Bunnies are such funny creatures. They are social animals, but very picky about the company they keep. Are you bonding rabbits? Here are some tips!
Good shelters will know the personality of their rabbits and what kind of personailty will go well with your rabbit. Be sure to let your own rabbit have a say in who their special somebun will be. It will make the bonding process a lot easier! Bring your bunny along for some speed dating and see who your bunny shows a special interest in!
When you have your potential new family member at home, that's when the hard work starts!
Take the bunnies for car rides (one person driving, one person with the rabbits ready to break up any fights). A slow 10-15min around the block is great. Keep in mind that your rabbits should be secure at all times in moving vehicles, but you should be able to access your rabbits quickly. A top loading carrier fastened to a seat beside you usually works best for these purposes. Have an oven mitt handy to break up any potential fights. When you get back home, return them to neutral territory. Putting them both in an empty bathtub works as well, as it is much harder to fight on that slippery surface.
Neutral territory should be any area where you rabbit does not usually have access to and has not been before. If your rabbit is free range, it’s a bit more difficult to do this, but going to a friend’s place may work as well. Start off with a small area (4ftx4ft) in a few minute increments daily. Try to end on a good note, such as right after they groom each other, or petting your rabbits side by side without incident. Slowly increase the space and time, but standby with an oven mitt in case you need to break up any fights. Some have used water bottles to spray and break up fights, however if it is a really heated fight, you need to get in there right away. Our opinion is that the goal is to break up and redirect. Water bottles may just give your rabbits a negative feeling when interacting with each other. Sharing vegetables or hay is a great way to see how comfortable your rabbits are with each other. During this stage, it is also helpful to switch their litter boxes so they can get used to each other’s smells. After doing this for a few days, you can get the bunnies to switch living areas each day to minimize any territorial battles. When you feel comfortable enough to leave them in their neutral space alone, they are ready for the next step!
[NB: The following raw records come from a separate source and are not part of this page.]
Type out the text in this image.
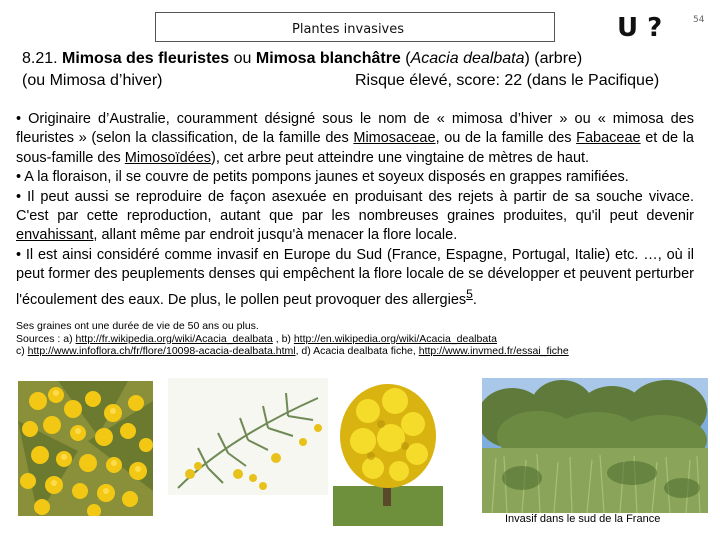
Plantes invasives	U ?	54
8.21. Mimosa des fleuristes ou Mimosa blanchâtre (Acacia dealbata) (arbre)
(ou Mimosa d’hiver)	Risque élevé, score: 22 (dans le Pacifique)

• Originaire d’Australie, couramment désigné sous le nom de « mimosa d’hiver » ou « mimosa des fleuristes » (selon la classification, de la famille des Mimosaceae, ou de la famille des Fabaceae et de la sous-famille des Mimosoïdées), cet arbre peut atteindre une vingtaine de mètres de haut.

• A la floraison, il se couvre de petits pompons jaunes et soyeux disposés en grappes ramifiées.

• Il peut aussi se reproduire de façon asexuée en produisant des rejets à partir de sa souche vivace. C'est par cette reproduction, autant que par les nombreuses graines produites, qu'il peut devenir envahissant, allant même par endroit jusqu'à menacer la flore locale.

• Il est ainsi considéré comme invasif en Europe du Sud (France, Espagne, Portugal, Italie) etc. …, où il peut former des peuplements denses qui empêchent la flore locale de se développer et peuvent perturber l'écoulement des eaux. De plus, le pollen peut provoquer des allergies$^5$.

Ses graines ont une durée de vie de 50 ans ou plus.

Sources : a) http://fr.wikipedia.org/wiki/Acacia_dealbata , b) http://en.wikipedia.org/wiki/Acacia_dealbata

c) http://www.infoflora.ch/fr/flore/10098-acacia-dealbata.html, d) Acacia dealbata fiche, http://www.invmed.fr/essai_fiche

Invasif dans le sud de la France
Last step! Bonding in their own territory. Similar to the neutral territory approach, start off with a small area for a few minute increments. End on a good note, and increase space and time slowly. The last step is always the famous 24h monitor where you camp with them overnight just in case any fights occur. This is usually best done on a Friday night, so you have Saturday and Sunday to slowly step away. Some scraps from time to time is perfectly normal, as long as it does not continue for long periods of time.
1. Be patient. When you bring a rabbit in to your home, they are just getting used to you and their new surroundings. If your new fuzzy is agressive or scared, be sure to give them the space they need.
2. Let your rabbit choose their mate. Although you may have preferences on rabbits you would like to adopt, watch to see who your rabbit shows particular interests in.